Il en est de la poésie de Philippe Lekeuche – telle qu’elle nous apparaît au fil de L’épreuve, son dernier recueil paru sous l’enseigne de L’herbe qui tremble– comme de ces silhouettes qu’éclairent de façon éphémère les phares d’une voiture à la traversée d’un lieu qui nous est inconnu. Chaque silhouette, – chaque poème- déploie le mouvement propre de son énigme. On surprend un regard, un geste, un léger déplacement du corps et on lui invente alors une vie propre, une enfance lointaine qui ressemble parfois à la nôtre, une sensation déjà éprouvée mais jamais formulée.

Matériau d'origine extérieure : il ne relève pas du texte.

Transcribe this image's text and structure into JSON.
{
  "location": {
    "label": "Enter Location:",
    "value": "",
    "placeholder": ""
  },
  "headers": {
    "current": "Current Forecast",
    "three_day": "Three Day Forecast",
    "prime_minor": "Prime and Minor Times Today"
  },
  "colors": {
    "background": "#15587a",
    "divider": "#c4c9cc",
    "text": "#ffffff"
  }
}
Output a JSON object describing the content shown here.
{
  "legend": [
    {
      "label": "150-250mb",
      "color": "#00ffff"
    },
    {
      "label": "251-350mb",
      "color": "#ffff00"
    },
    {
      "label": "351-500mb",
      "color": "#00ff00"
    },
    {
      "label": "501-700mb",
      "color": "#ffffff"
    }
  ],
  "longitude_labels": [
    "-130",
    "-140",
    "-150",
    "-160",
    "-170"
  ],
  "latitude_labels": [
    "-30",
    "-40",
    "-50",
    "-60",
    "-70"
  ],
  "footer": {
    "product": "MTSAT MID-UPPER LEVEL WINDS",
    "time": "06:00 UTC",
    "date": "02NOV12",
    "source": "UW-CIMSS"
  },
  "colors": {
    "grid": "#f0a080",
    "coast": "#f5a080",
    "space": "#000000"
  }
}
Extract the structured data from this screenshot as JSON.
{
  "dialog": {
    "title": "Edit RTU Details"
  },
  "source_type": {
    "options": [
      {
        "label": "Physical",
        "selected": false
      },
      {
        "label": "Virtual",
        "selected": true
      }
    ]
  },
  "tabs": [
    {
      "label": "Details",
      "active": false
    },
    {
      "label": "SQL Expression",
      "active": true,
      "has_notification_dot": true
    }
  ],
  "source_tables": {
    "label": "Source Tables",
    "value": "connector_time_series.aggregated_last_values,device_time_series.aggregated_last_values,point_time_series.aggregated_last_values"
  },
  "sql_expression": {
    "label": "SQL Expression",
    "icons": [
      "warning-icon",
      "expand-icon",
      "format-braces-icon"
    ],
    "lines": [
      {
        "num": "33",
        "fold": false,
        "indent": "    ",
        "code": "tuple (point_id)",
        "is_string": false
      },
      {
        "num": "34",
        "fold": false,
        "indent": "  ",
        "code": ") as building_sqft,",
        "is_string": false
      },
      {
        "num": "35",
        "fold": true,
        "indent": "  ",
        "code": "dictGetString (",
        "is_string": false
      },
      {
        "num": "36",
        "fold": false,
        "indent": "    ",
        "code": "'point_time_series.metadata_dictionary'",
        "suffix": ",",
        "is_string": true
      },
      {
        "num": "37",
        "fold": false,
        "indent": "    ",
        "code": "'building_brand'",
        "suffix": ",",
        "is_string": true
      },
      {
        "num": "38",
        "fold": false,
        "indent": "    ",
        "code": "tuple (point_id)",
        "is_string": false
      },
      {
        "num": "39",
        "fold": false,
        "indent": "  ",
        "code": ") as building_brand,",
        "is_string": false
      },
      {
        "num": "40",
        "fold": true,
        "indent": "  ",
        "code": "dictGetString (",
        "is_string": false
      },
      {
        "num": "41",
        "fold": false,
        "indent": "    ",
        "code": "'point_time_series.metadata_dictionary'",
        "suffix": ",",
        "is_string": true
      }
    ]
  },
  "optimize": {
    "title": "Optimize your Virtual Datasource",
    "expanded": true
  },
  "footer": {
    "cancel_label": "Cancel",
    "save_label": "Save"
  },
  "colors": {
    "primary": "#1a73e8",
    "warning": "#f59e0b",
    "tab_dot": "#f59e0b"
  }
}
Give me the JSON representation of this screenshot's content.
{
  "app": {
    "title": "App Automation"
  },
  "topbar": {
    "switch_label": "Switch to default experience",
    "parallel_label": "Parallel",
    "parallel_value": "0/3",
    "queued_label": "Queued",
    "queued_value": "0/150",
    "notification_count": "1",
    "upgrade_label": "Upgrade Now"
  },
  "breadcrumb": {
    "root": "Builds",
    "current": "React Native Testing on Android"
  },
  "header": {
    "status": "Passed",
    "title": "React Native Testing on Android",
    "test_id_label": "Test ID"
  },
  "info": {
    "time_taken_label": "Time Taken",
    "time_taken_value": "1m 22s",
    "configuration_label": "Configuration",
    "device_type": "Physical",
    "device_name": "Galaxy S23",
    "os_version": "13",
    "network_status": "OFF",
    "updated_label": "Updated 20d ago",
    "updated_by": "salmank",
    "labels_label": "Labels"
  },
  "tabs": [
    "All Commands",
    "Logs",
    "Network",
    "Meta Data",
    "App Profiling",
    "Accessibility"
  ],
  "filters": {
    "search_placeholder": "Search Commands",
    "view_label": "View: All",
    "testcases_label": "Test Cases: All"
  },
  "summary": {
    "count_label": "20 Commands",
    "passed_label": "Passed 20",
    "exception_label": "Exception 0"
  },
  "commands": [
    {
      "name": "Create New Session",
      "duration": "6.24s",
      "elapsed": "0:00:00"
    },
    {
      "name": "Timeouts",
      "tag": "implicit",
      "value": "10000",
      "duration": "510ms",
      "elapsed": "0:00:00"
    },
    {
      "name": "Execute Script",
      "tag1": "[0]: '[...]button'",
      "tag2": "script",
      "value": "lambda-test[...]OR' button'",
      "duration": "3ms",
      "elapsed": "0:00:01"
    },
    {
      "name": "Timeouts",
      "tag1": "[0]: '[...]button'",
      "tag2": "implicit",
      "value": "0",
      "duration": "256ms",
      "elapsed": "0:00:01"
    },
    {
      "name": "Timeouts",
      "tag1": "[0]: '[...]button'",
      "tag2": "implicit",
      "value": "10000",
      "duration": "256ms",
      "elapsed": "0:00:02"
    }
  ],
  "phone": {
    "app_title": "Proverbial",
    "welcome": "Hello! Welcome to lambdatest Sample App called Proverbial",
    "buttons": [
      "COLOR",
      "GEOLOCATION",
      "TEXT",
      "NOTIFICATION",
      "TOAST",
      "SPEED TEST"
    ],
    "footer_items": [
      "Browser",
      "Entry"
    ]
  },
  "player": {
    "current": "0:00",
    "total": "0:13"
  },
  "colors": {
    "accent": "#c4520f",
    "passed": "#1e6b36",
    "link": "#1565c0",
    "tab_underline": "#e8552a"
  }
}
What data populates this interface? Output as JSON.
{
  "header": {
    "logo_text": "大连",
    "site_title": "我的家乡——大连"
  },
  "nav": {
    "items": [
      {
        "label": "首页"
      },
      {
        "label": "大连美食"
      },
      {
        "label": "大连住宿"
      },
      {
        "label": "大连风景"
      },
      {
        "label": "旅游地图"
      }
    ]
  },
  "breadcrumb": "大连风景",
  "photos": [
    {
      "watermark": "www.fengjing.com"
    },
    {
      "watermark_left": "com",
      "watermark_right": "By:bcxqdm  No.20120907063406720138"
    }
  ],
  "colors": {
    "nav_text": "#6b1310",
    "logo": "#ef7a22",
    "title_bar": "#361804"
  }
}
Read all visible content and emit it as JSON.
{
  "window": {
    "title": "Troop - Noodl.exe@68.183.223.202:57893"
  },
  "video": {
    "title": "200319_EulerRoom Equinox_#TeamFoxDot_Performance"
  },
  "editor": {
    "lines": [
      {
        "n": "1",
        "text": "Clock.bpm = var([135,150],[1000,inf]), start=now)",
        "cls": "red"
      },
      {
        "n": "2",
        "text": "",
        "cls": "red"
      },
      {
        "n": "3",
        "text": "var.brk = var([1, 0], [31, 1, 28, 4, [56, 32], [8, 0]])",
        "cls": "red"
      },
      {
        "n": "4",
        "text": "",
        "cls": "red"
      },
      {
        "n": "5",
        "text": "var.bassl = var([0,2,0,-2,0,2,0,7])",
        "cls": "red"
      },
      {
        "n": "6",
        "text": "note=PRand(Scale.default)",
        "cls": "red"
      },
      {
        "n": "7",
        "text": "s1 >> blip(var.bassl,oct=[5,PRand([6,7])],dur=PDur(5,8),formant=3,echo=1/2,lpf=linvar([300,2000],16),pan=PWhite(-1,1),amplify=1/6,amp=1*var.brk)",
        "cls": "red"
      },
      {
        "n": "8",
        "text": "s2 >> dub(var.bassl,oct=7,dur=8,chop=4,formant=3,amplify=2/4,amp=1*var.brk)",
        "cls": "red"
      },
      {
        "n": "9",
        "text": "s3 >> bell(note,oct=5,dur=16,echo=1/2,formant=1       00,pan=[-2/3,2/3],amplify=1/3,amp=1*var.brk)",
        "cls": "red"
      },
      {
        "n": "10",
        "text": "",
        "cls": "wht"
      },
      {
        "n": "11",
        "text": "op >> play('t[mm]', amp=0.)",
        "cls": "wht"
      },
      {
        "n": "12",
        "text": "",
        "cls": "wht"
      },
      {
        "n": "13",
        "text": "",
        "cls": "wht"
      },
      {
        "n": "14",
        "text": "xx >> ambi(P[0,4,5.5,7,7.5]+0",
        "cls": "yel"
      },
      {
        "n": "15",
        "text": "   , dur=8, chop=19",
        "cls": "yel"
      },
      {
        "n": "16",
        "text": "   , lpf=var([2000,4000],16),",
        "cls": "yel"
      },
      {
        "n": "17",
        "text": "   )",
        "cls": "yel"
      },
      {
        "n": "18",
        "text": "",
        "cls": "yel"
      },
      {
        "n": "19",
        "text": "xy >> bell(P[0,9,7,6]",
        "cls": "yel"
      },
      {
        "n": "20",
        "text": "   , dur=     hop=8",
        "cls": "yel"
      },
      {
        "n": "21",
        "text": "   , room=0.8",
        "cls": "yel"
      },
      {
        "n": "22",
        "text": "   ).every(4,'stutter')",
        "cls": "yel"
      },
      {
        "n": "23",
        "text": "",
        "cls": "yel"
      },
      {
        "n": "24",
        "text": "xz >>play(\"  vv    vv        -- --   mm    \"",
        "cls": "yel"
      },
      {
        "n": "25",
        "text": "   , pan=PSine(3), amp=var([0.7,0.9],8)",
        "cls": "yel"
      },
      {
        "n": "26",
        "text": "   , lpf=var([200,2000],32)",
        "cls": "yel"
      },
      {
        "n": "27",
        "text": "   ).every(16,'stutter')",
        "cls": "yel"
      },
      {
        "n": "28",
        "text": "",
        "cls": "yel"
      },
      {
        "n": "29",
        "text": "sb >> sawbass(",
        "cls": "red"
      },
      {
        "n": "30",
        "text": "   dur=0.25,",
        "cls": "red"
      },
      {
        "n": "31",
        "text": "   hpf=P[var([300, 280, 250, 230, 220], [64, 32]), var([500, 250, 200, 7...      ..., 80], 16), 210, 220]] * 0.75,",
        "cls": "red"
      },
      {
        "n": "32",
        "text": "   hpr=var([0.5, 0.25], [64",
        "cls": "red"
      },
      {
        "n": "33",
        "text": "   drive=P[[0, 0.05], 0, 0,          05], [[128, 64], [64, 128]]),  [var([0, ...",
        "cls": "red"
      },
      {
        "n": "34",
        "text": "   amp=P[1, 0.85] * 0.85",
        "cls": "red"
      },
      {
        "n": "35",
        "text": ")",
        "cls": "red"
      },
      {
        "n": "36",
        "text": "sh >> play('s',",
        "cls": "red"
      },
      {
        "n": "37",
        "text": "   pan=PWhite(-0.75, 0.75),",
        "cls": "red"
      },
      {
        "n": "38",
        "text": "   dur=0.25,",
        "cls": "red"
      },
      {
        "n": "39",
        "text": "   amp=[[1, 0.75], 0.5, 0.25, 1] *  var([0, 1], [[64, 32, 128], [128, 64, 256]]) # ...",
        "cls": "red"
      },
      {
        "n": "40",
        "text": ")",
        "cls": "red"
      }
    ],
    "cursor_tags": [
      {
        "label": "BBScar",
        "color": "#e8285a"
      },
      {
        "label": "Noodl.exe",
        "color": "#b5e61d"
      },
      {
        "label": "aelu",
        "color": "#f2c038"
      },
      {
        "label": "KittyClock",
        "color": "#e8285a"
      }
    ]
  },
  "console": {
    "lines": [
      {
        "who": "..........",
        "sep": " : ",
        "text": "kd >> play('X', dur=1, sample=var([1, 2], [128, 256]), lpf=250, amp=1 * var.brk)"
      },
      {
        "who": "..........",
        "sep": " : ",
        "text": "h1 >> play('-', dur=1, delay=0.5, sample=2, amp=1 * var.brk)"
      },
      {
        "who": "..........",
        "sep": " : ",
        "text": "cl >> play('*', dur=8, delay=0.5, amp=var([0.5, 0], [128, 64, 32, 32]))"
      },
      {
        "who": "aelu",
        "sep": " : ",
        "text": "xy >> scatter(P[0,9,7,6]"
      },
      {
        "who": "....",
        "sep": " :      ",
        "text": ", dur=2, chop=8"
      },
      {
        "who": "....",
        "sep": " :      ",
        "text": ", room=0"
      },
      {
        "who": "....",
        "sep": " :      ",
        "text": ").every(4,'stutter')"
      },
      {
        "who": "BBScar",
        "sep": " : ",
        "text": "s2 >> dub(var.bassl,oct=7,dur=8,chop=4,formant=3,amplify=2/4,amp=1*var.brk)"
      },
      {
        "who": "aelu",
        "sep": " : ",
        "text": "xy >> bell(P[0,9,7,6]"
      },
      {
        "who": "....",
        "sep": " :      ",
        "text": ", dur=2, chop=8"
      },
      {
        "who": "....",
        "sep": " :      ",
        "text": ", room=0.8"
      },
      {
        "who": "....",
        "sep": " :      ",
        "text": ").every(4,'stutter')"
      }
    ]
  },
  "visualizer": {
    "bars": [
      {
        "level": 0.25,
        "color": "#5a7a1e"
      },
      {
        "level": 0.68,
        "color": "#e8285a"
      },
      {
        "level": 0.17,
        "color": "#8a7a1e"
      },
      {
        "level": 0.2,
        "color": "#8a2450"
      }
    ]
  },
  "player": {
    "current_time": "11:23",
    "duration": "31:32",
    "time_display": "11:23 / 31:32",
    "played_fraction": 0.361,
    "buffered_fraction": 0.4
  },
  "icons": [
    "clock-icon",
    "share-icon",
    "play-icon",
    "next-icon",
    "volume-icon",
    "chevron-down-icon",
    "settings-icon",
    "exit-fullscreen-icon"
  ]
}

En préambule au recueil, Lekeuche nous met en alerte : il « fait » de la poésie, il n’en « écrit » pas. « Cette pratique de la poésie exige des renoncements, et même le sacrifice (…) » ajoute-t-il en évoquant ce qu’il qualifie d’« épreuve ». Faut-il aller davantage explorer la portée de ce mot, « épreuve » qui donne son titre au livre que nous nous apprêtons à lire en restant sur cette phrase, si ambigüe, qui conclut le préalable du poète : « Et quant à savoir si cela en vaut la peine, elle fait toujours défaut. Et qu’importe ! On n’a guère besoin d’elle »
Laissons-nous donc porter au gré des assemblages qui font ce recueil agrémenté de peintures d’Isabelle Nouwynck. Des quatre œuvres figurant dans le recueil, Lekeuche évoque l’entrelacement « des concepts narratifs (aux) glissements à caractère initiatique »
Le premier des trois ensembles de textes est adressé in memoriam à Jacques De Decker (qui avait préfacé le premier recueil de Lekeuche, Le chant du destin, un livre illustré par Jean Dalemans…qui fut le professeur d’Isabelle Nouwinck) . Il s’intitule Une solitude et, dans plusieurs poèmes, entrelace les langues, l’allemand, l’anglais, le français comme dans une résonance essentielle de ce qui incarna l’homme de lettres polyglotte trop tôt disparu. Les textes Tübingen, Foi, Paradoxe, Genèse, Poète des eaux…développent un élan à la fois lyrique et contenu. Sans doute est-ce l’économie de moyens qui fait de cette poésie un chant généreux et abrupt, s’interrogeant sur ce monde (qui) s’élève en ruine/La haine y croît et le crime/ Mais la poésie est là (…) pauvre petite, agit/ Tel brin d’herbe au plus fort/ du désert , et sauve encore
Quant au poète, il sait que Chaque jour/Il faut semer contre le mensonge. Est-ce de là, de cette épreuve au quotidien, que surviennent les hantises qu’inspirent les paradoxes du sexe et de la mort, de la Pureté, de l’incandescente Beauté ? Mais surgissent aussi les images de l’enfance, la naissance d’une vocation du gamin des strophes. Dans Prophétie, qu’il dédie à Éric Brogniet, renaît le sens (signification et direction) Alors seulement d’entre les morts/ S’élèvera la Poésie/ et les hommes essaieront de la tuer/ Car ils haïssent la vérité mais/Elle les sauvera.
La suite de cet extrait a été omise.